La Coalition Eau publie une note de positionnement « Droits à l’eau et à l’assainissement en France : Vers une définition d’un accès suffisant et adapté ». Cette note revient sur le contexte français et les difficultés posées par le manque de définition d’un accès suffisant et adapté à l’eau et à l’assainissement. Elle promeut des indicateurs reconnus par les ONG en matière d’eau potable et d’équipements sanitaires et propose des pistes de travail au niveau des territoires. La note de positionnement, et les propositions qui en découlent, sont issues d’une étude sur « les indicateurs de droits à l’eau et à l’assainissement en France », réalisée par l’agence Ecodem, entre août 2022 et mars 2023.

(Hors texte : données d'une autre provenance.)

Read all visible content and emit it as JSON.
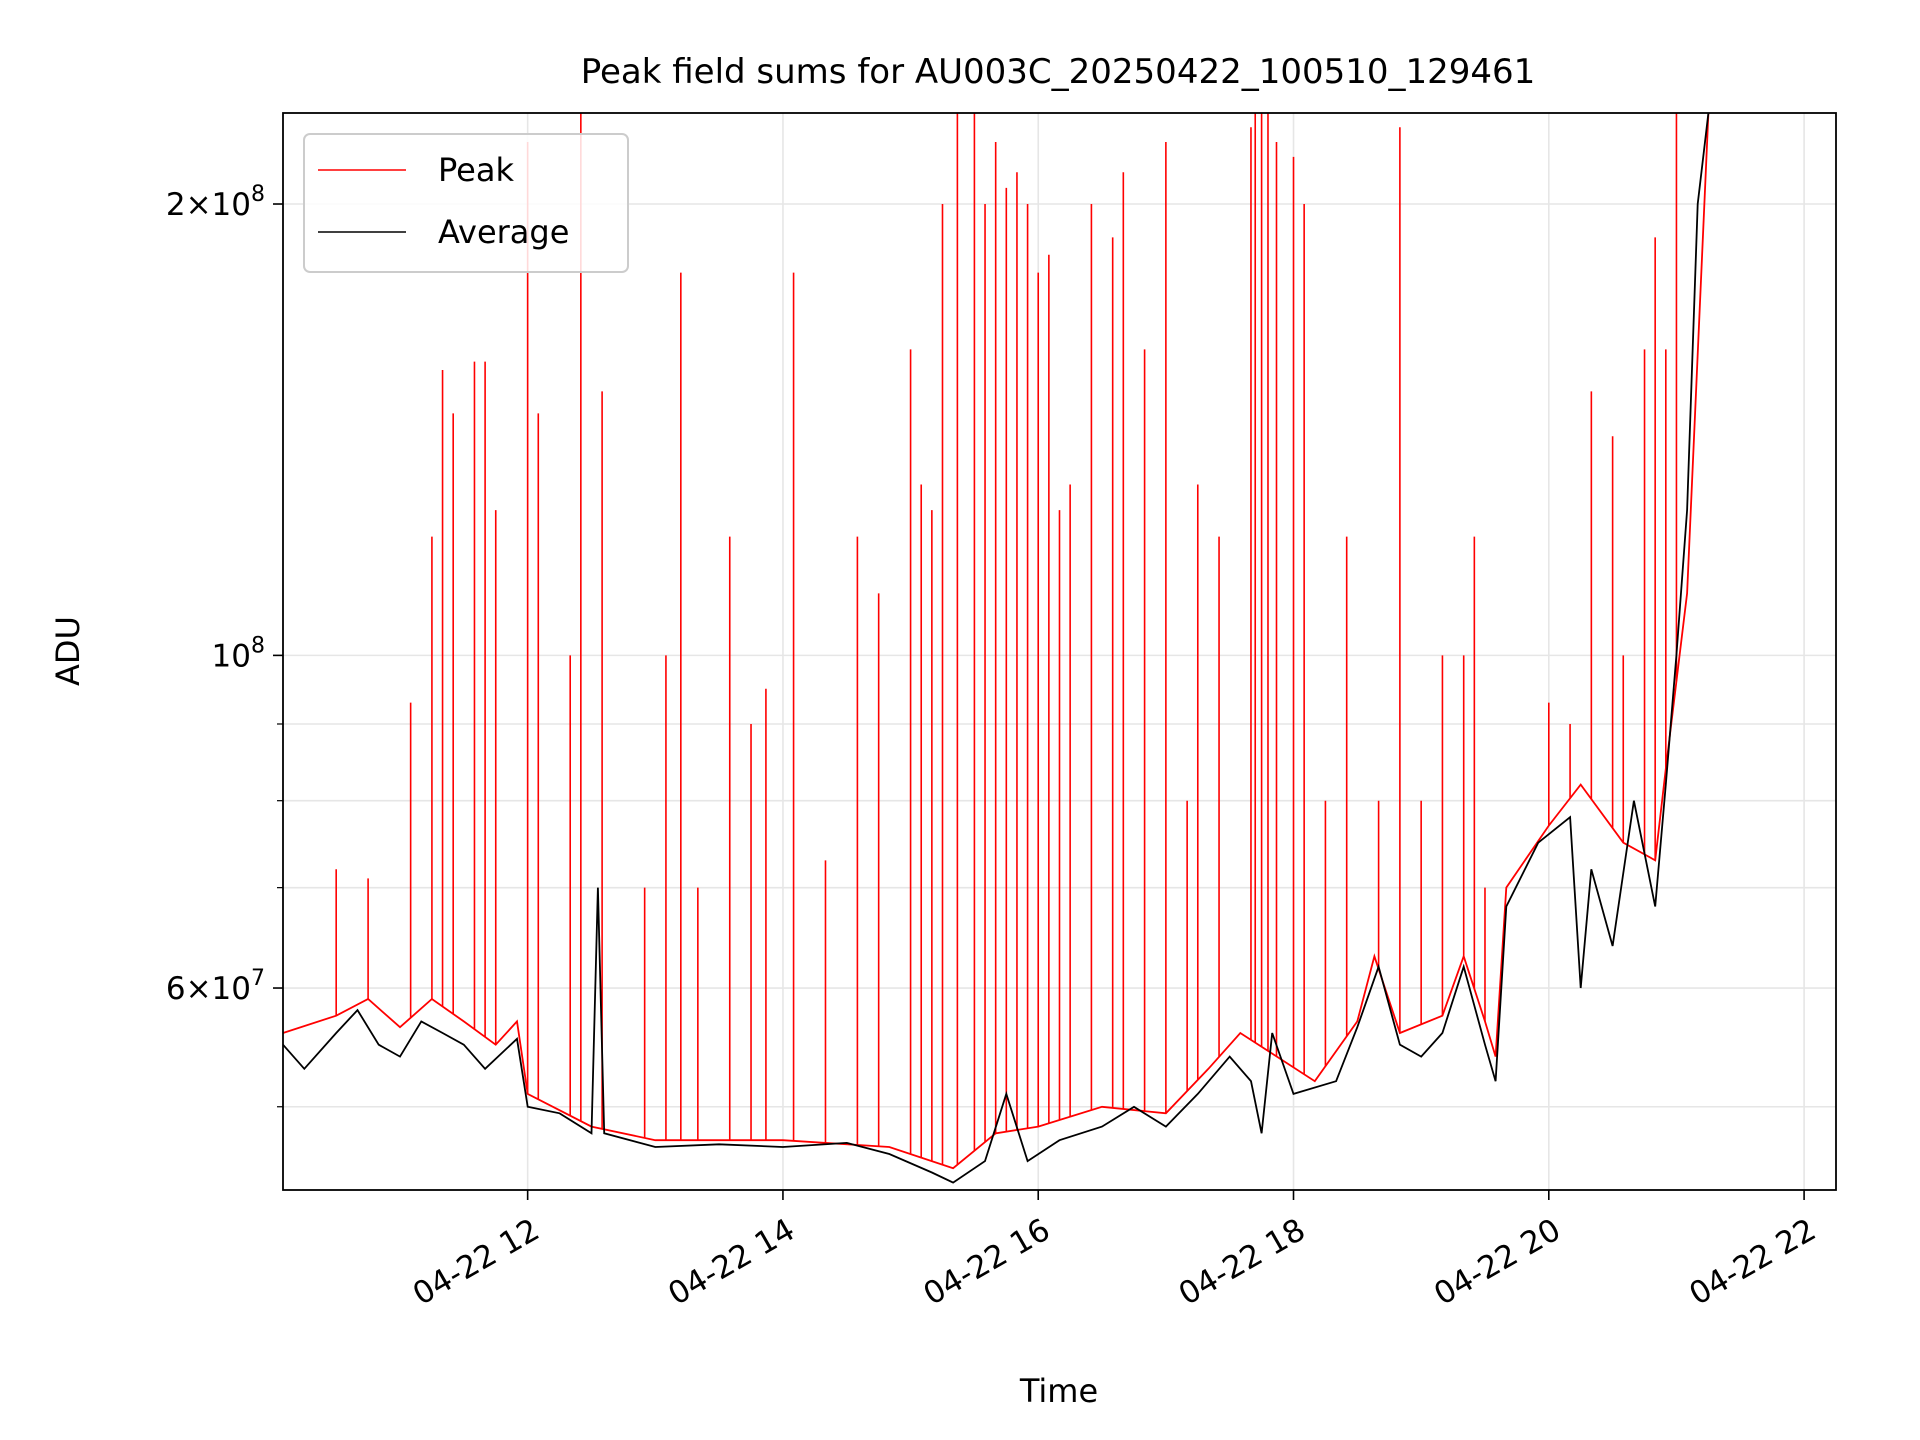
{
  "chart_data": {
    "type": "line",
    "title": "Peak field sums for AU003C_20250422_100510_129461",
    "xlabel": "Time",
    "ylabel": "ADU",
    "x_axis": {
      "kind": "datetime",
      "range": [
        "2025-04-22T10:05",
        "2025-04-22T22:15"
      ],
      "ticks": [
        "2025-04-22T12:00",
        "2025-04-22T14:00",
        "2025-04-22T16:00",
        "2025-04-22T18:00",
        "2025-04-22T20:00",
        "2025-04-22T22:00"
      ],
      "tick_labels": [
        "04-22 12",
        "04-22 14",
        "04-22 16",
        "04-22 18",
        "04-22 20",
        "04-22 22"
      ],
      "tick_rotation_deg": 30
    },
    "y_axis": {
      "scale": "log",
      "range": [
        44000000,
        230000000
      ],
      "major_ticks": [
        {
          "value": 60000000,
          "mantissa": "6",
          "exponent": "7"
        },
        {
          "value": 100000000,
          "mantissa": "",
          "exponent": "8"
        },
        {
          "value": 200000000,
          "mantissa": "2",
          "exponent": "8"
        }
      ],
      "minor_ticks": [
        50000000,
        70000000,
        80000000,
        90000000
      ]
    },
    "grid": true,
    "legend": {
      "position": "top-left"
    },
    "series": [
      {
        "name": "Peak",
        "color": "#ff0000",
        "baseline": [
          [
            "2025-04-22T10:05",
            56000000
          ],
          [
            "2025-04-22T10:30",
            57500000
          ],
          [
            "2025-04-22T10:45",
            59000000
          ],
          [
            "2025-04-22T11:00",
            56500000
          ],
          [
            "2025-04-22T11:15",
            59000000
          ],
          [
            "2025-04-22T11:30",
            57000000
          ],
          [
            "2025-04-22T11:45",
            55000000
          ],
          [
            "2025-04-22T11:55",
            57000000
          ],
          [
            "2025-04-22T12:00",
            51000000
          ],
          [
            "2025-04-22T12:30",
            48500000
          ],
          [
            "2025-04-22T13:00",
            47500000
          ],
          [
            "2025-04-22T14:00",
            47500000
          ],
          [
            "2025-04-22T14:50",
            47000000
          ],
          [
            "2025-04-22T15:20",
            45500000
          ],
          [
            "2025-04-22T15:40",
            48000000
          ],
          [
            "2025-04-22T16:00",
            48500000
          ],
          [
            "2025-04-22T16:30",
            50000000
          ],
          [
            "2025-04-22T17:00",
            49500000
          ],
          [
            "2025-04-22T17:20",
            53000000
          ],
          [
            "2025-04-22T17:35",
            56000000
          ],
          [
            "2025-04-22T18:10",
            52000000
          ],
          [
            "2025-04-22T18:30",
            57000000
          ],
          [
            "2025-04-22T18:38",
            63000000
          ],
          [
            "2025-04-22T18:50",
            56000000
          ],
          [
            "2025-04-22T19:10",
            57500000
          ],
          [
            "2025-04-22T19:20",
            63000000
          ],
          [
            "2025-04-22T19:30",
            57000000
          ],
          [
            "2025-04-22T19:35",
            54000000
          ],
          [
            "2025-04-22T19:40",
            70000000
          ],
          [
            "2025-04-22T20:00",
            77000000
          ],
          [
            "2025-04-22T20:15",
            82000000
          ],
          [
            "2025-04-22T20:35",
            75000000
          ],
          [
            "2025-04-22T20:50",
            73000000
          ],
          [
            "2025-04-22T20:55",
            84000000
          ],
          [
            "2025-04-22T21:05",
            110000000
          ],
          [
            "2025-04-22T21:15",
            230000000
          ]
        ],
        "spikes": [
          [
            "2025-04-22T10:30",
            72000000
          ],
          [
            "2025-04-22T10:45",
            71000000
          ],
          [
            "2025-04-22T11:05",
            93000000
          ],
          [
            "2025-04-22T11:15",
            120000000
          ],
          [
            "2025-04-22T11:20",
            155000000
          ],
          [
            "2025-04-22T11:25",
            145000000
          ],
          [
            "2025-04-22T11:35",
            157000000
          ],
          [
            "2025-04-22T11:40",
            157000000
          ],
          [
            "2025-04-22T11:45",
            125000000
          ],
          [
            "2025-04-22T12:00",
            220000000
          ],
          [
            "2025-04-22T12:05",
            145000000
          ],
          [
            "2025-04-22T12:20",
            100000000
          ],
          [
            "2025-04-22T12:25",
            230000000
          ],
          [
            "2025-04-22T12:35",
            150000000
          ],
          [
            "2025-04-22T12:55",
            70000000
          ],
          [
            "2025-04-22T13:05",
            100000000
          ],
          [
            "2025-04-22T13:12",
            180000000
          ],
          [
            "2025-04-22T13:20",
            70000000
          ],
          [
            "2025-04-22T13:35",
            120000000
          ],
          [
            "2025-04-22T13:45",
            90000000
          ],
          [
            "2025-04-22T13:52",
            95000000
          ],
          [
            "2025-04-22T14:05",
            180000000
          ],
          [
            "2025-04-22T14:20",
            73000000
          ],
          [
            "2025-04-22T14:35",
            120000000
          ],
          [
            "2025-04-22T14:45",
            110000000
          ],
          [
            "2025-04-22T15:00",
            160000000
          ],
          [
            "2025-04-22T15:05",
            130000000
          ],
          [
            "2025-04-22T15:10",
            125000000
          ],
          [
            "2025-04-22T15:15",
            200000000
          ],
          [
            "2025-04-22T15:22",
            230000000
          ],
          [
            "2025-04-22T15:30",
            230000000
          ],
          [
            "2025-04-22T15:35",
            200000000
          ],
          [
            "2025-04-22T15:40",
            220000000
          ],
          [
            "2025-04-22T15:45",
            205000000
          ],
          [
            "2025-04-22T15:50",
            210000000
          ],
          [
            "2025-04-22T15:55",
            200000000
          ],
          [
            "2025-04-22T16:00",
            180000000
          ],
          [
            "2025-04-22T16:05",
            185000000
          ],
          [
            "2025-04-22T16:10",
            125000000
          ],
          [
            "2025-04-22T16:15",
            130000000
          ],
          [
            "2025-04-22T16:25",
            200000000
          ],
          [
            "2025-04-22T16:35",
            190000000
          ],
          [
            "2025-04-22T16:40",
            210000000
          ],
          [
            "2025-04-22T16:50",
            160000000
          ],
          [
            "2025-04-22T17:00",
            220000000
          ],
          [
            "2025-04-22T17:10",
            80000000
          ],
          [
            "2025-04-22T17:15",
            130000000
          ],
          [
            "2025-04-22T17:25",
            120000000
          ],
          [
            "2025-04-22T17:40",
            225000000
          ],
          [
            "2025-04-22T17:42",
            230000000
          ],
          [
            "2025-04-22T17:45",
            230000000
          ],
          [
            "2025-04-22T17:48",
            230000000
          ],
          [
            "2025-04-22T17:52",
            220000000
          ],
          [
            "2025-04-22T18:00",
            215000000
          ],
          [
            "2025-04-22T18:05",
            200000000
          ],
          [
            "2025-04-22T18:15",
            80000000
          ],
          [
            "2025-04-22T18:25",
            120000000
          ],
          [
            "2025-04-22T18:40",
            80000000
          ],
          [
            "2025-04-22T18:50",
            225000000
          ],
          [
            "2025-04-22T19:00",
            80000000
          ],
          [
            "2025-04-22T19:10",
            100000000
          ],
          [
            "2025-04-22T19:20",
            100000000
          ],
          [
            "2025-04-22T19:25",
            120000000
          ],
          [
            "2025-04-22T19:30",
            70000000
          ],
          [
            "2025-04-22T20:00",
            93000000
          ],
          [
            "2025-04-22T20:10",
            90000000
          ],
          [
            "2025-04-22T20:20",
            150000000
          ],
          [
            "2025-04-22T20:30",
            140000000
          ],
          [
            "2025-04-22T20:35",
            100000000
          ],
          [
            "2025-04-22T20:45",
            160000000
          ],
          [
            "2025-04-22T20:50",
            190000000
          ],
          [
            "2025-04-22T20:55",
            160000000
          ],
          [
            "2025-04-22T21:00",
            230000000
          ]
        ]
      },
      {
        "name": "Average",
        "color": "#000000",
        "values": [
          [
            "2025-04-22T10:05",
            55000000
          ],
          [
            "2025-04-22T10:15",
            53000000
          ],
          [
            "2025-04-22T10:30",
            56000000
          ],
          [
            "2025-04-22T10:40",
            58000000
          ],
          [
            "2025-04-22T10:50",
            55000000
          ],
          [
            "2025-04-22T11:00",
            54000000
          ],
          [
            "2025-04-22T11:10",
            57000000
          ],
          [
            "2025-04-22T11:20",
            56000000
          ],
          [
            "2025-04-22T11:30",
            55000000
          ],
          [
            "2025-04-22T11:40",
            53000000
          ],
          [
            "2025-04-22T11:55",
            55500000
          ],
          [
            "2025-04-22T12:00",
            50000000
          ],
          [
            "2025-04-22T12:15",
            49500000
          ],
          [
            "2025-04-22T12:30",
            48000000
          ],
          [
            "2025-04-22T12:33",
            70000000
          ],
          [
            "2025-04-22T12:36",
            48000000
          ],
          [
            "2025-04-22T13:00",
            47000000
          ],
          [
            "2025-04-22T13:30",
            47200000
          ],
          [
            "2025-04-22T14:00",
            47000000
          ],
          [
            "2025-04-22T14:30",
            47300000
          ],
          [
            "2025-04-22T14:50",
            46500000
          ],
          [
            "2025-04-22T15:10",
            45200000
          ],
          [
            "2025-04-22T15:20",
            44500000
          ],
          [
            "2025-04-22T15:35",
            46000000
          ],
          [
            "2025-04-22T15:45",
            51000000
          ],
          [
            "2025-04-22T15:55",
            46000000
          ],
          [
            "2025-04-22T16:10",
            47500000
          ],
          [
            "2025-04-22T16:30",
            48500000
          ],
          [
            "2025-04-22T16:45",
            50000000
          ],
          [
            "2025-04-22T17:00",
            48500000
          ],
          [
            "2025-04-22T17:15",
            51000000
          ],
          [
            "2025-04-22T17:30",
            54000000
          ],
          [
            "2025-04-22T17:40",
            52000000
          ],
          [
            "2025-04-22T17:45",
            48000000
          ],
          [
            "2025-04-22T17:50",
            56000000
          ],
          [
            "2025-04-22T18:00",
            51000000
          ],
          [
            "2025-04-22T18:20",
            52000000
          ],
          [
            "2025-04-22T18:30",
            56500000
          ],
          [
            "2025-04-22T18:40",
            62000000
          ],
          [
            "2025-04-22T18:50",
            55000000
          ],
          [
            "2025-04-22T19:00",
            54000000
          ],
          [
            "2025-04-22T19:10",
            56000000
          ],
          [
            "2025-04-22T19:20",
            62000000
          ],
          [
            "2025-04-22T19:30",
            55000000
          ],
          [
            "2025-04-22T19:35",
            52000000
          ],
          [
            "2025-04-22T19:40",
            68000000
          ],
          [
            "2025-04-22T19:55",
            75000000
          ],
          [
            "2025-04-22T20:10",
            78000000
          ],
          [
            "2025-04-22T20:15",
            60000000
          ],
          [
            "2025-04-22T20:20",
            72000000
          ],
          [
            "2025-04-22T20:30",
            64000000
          ],
          [
            "2025-04-22T20:40",
            80000000
          ],
          [
            "2025-04-22T20:50",
            68000000
          ],
          [
            "2025-04-22T20:55",
            82000000
          ],
          [
            "2025-04-22T21:00",
            100000000
          ],
          [
            "2025-04-22T21:05",
            125000000
          ],
          [
            "2025-04-22T21:10",
            200000000
          ],
          [
            "2025-04-22T21:15",
            230000000
          ]
        ]
      }
    ]
  }
}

Pourquoi définir des indicateurs ?

Malgré la reconnaissance de l’accès à l’eau et à l’assainissement comme un droit humain fondamental par l’Assemblée des Nations Unies en 2010, ce droit n’est pas formellement reconnu en France. Pourtant, on estime qu’en France hexagonale, 400 000 personnes ne sont pas raccordées à des services d’eau et d’assainissement, principalement des personnes qui vivent dans des habitats informels ou à la rue. Les conditions d’accès à l’eau dans les DROMs sont encore plus préoccupantes. On remarque d’importantes disparités entre les départements et les villes françaises concernant la prise en charge de ces problématiques d’accès à l’eau et à l’assainissement.

L’ordonnance n°2022-1611 du 22 décembre 2022 et le décret d’application n° 2022-1721 du 29 décembre 2022 constituent une avancée notable en droit français car ils reconnaissent l’existence de personnes non-raccordées à l’eau en France et demandent aux collectivités de mettre en place des solutions concrètes en réponse au manque d’accès à l’eau potable. La Coalition Eau a réalisé un décryptage complet de ces nouvelles normes, accessible en ligne sur son site.

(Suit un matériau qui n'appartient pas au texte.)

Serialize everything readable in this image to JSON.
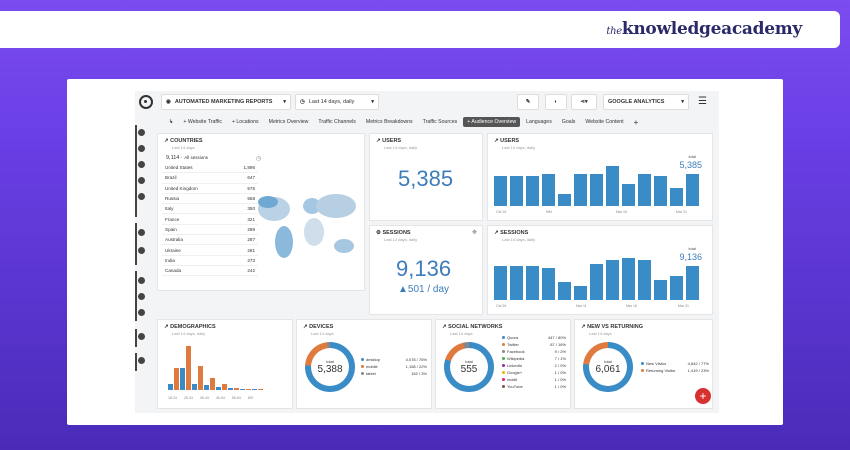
{
  "brand": {
    "prefix": "the",
    "name": "knowledgeacademy"
  },
  "header": {
    "title": "AUTOMATED MARKETING REPORTS",
    "date_range": "Last 14 days, daily",
    "source": "GOOGLE ANALYTICS"
  },
  "tabs": [
    "+ Website Traffic",
    "+ Locations",
    "Metrics Overview",
    "Traffic Channels",
    "Metrics Breakdowns",
    "Traffic Sources",
    "+ Audience Overview",
    "Languages",
    "Goals",
    "Website Content",
    "+"
  ],
  "countries": {
    "title": "COUNTRIES",
    "subtitle": "Last 14 days",
    "total": "9,114",
    "total_label": "All sessions",
    "rows": [
      {
        "name": "United States",
        "value": "1,896"
      },
      {
        "name": "Brazil",
        "value": "647"
      },
      {
        "name": "United Kingdom",
        "value": "575"
      },
      {
        "name": "Russia",
        "value": "558"
      },
      {
        "name": "Italy",
        "value": "350"
      },
      {
        "name": "France",
        "value": "321"
      },
      {
        "name": "Spain",
        "value": "289"
      },
      {
        "name": "Australia",
        "value": "287"
      },
      {
        "name": "Ukraine",
        "value": "281"
      },
      {
        "name": "India",
        "value": "273"
      },
      {
        "name": "Canada",
        "value": "242"
      }
    ]
  },
  "users_kpi": {
    "title": "USERS",
    "subtitle": "Last 14 days, daily",
    "value": "5,385"
  },
  "users_chart": {
    "title": "USERS",
    "subtitle": "Last 14 days, daily",
    "total_label": "total",
    "total": "5,385",
    "x_labels": [
      "Oct 16",
      "MM",
      "Mar 16",
      "Mar 21"
    ]
  },
  "sessions_kpi": {
    "title": "SESSIONS",
    "subtitle": "Last 14 days, daily",
    "value": "9,136",
    "per_day": "▲501 / day"
  },
  "sessions_chart": {
    "title": "SESSIONS",
    "subtitle": "Last 14 days, daily",
    "total_label": "total",
    "total": "9,136",
    "x_labels": [
      "Oct 26",
      "Mar 11",
      "Mar 16",
      "Mar 21"
    ]
  },
  "demographics": {
    "title": "DEMOGRAPHICS",
    "subtitle": "Last 14 days, daily",
    "x_labels": [
      "18-24",
      "25-34",
      "35-44",
      "45-54",
      "55-64",
      "65+"
    ]
  },
  "devices": {
    "title": "DEVICES",
    "subtitle": "Last 14 days",
    "total_label": "total",
    "total": "5,388",
    "rows": [
      {
        "name": "desktop",
        "value": "4,078 / 76%"
      },
      {
        "name": "mobile",
        "value": "1,158 / 22%"
      },
      {
        "name": "tablet",
        "value": "152 / 3%"
      }
    ]
  },
  "social": {
    "title": "SOCIAL NETWORKS",
    "subtitle": "Last 14 days",
    "total_label": "total",
    "total": "555",
    "rows": [
      {
        "name": "Quora",
        "value": "447 / 80%"
      },
      {
        "name": "Twitter",
        "value": "87 / 16%"
      },
      {
        "name": "Facebook",
        "value": "9 / 2%"
      },
      {
        "name": "Wikipedia",
        "value": "7 / 1%"
      },
      {
        "name": "LinkedIn",
        "value": "2 / 0%"
      },
      {
        "name": "Google+",
        "value": "1 / 0%"
      },
      {
        "name": "reddit",
        "value": "1 / 0%"
      },
      {
        "name": "YouTube",
        "value": "1 / 0%"
      }
    ]
  },
  "new_returning": {
    "title": "NEW VS RETURNING",
    "subtitle": "Last 14 days",
    "total_label": "total",
    "total": "6,061",
    "rows": [
      {
        "name": "New Visitor",
        "value": "4,642 / 77%"
      },
      {
        "name": "Returning Visitor",
        "value": "1,419 / 23%"
      }
    ]
  },
  "colors": {
    "bar": "#3a8cc6",
    "orange": "#e07b3f",
    "brand": "#2a2a6a",
    "fab": "#d6302f"
  }
}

Une phase d’évaluation des besoins sera nécessaire pour identifier les « personnes n’ayant pas d’accès ou un accès insuffisant à l’eau potable ». La définition d’une quantité minimale par jour nécessaire (entre 50 et 100 litres d’eau par personne et par jour) pour couvrir les différents usages de l’eau est un premier pas, mais des indicateurs complémentaires, permettant de qualifier le manque d’accès à l’eau, que ce soit dans l’espace public ou au sein d’habitats informels et précaires, sont indispensables.

Une approche fondée sur les droits humains (AFDH) est essentielle pour guider l’action des parties prenantes et la définition d’indicateurs d’accès à l’eau, avec notamment ces principes clés : la non-discrimination et l’égalité, l’accès à l’information et la transparence, et la participation et l’inclusion.

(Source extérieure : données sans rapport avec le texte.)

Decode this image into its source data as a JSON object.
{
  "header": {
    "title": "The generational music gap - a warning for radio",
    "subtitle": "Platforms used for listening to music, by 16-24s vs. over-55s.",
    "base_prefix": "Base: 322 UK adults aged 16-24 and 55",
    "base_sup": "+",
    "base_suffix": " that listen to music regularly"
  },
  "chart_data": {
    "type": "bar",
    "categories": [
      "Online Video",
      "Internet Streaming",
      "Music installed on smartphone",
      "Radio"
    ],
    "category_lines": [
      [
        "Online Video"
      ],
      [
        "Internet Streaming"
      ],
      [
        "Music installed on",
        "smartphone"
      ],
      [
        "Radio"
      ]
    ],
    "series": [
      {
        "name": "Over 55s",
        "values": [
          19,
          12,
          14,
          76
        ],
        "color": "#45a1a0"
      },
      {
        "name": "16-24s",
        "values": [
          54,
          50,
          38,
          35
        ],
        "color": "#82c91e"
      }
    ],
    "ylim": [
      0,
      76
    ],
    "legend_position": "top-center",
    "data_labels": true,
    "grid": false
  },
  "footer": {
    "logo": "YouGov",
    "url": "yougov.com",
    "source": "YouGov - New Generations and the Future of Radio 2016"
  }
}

D’autres principes sont à prendre en compte pour approcher les usages et les besoins en eau des populations, notamment la territorialisation et l’adaptation des politiques aux spécificités de chaque territoire particulier, notamment en ce qui concerne les Outre-Mer, ainsi que l’acceptabilité de l’accès à l’eau proposé, prenant en compte les usages de l’eau, les pratiques et les rapports à l’eau, qui varient selon les spécificités culturelles, sociales et économiques.

Les indicateurs promus par les ONG

Ces indicateurs doivent être pris comme un référentiel minimal, qui doivent être adaptés systématiquement en fonction du contexte, des besoins et des usages des personnes.

Dans les sites d’habitats précaires

Pour les populations vivant dans des sites d’habitats précaires et informels (squats, bidonvilles et camps), les ONG proposent de réfléchir par nombre de personnes présentes sur le site et d’y associer un nombre d’installations adaptés : robinets, toilettes, douches, stations de lavage du linge. Pour les ratios, les ONG préconisent :

Habitats précaires - points d'eau

En termes de distance, les ONG préconisent :

  • Entre le lieu de vie et le point d’eau : entre 0 et 50 mètres maximum. En cas de point d’eau à l’extérieur du site, qui constitue déjà une forme d’éloignement, la distance maximale à parcourir ne doit pas excéder 200 mètres.
  • Entre le lieu de vie et les toilettes : ne doit pas excéder 50 mètres, comme le préconisent les standards minimums d’intervention humanitaire SPHERE.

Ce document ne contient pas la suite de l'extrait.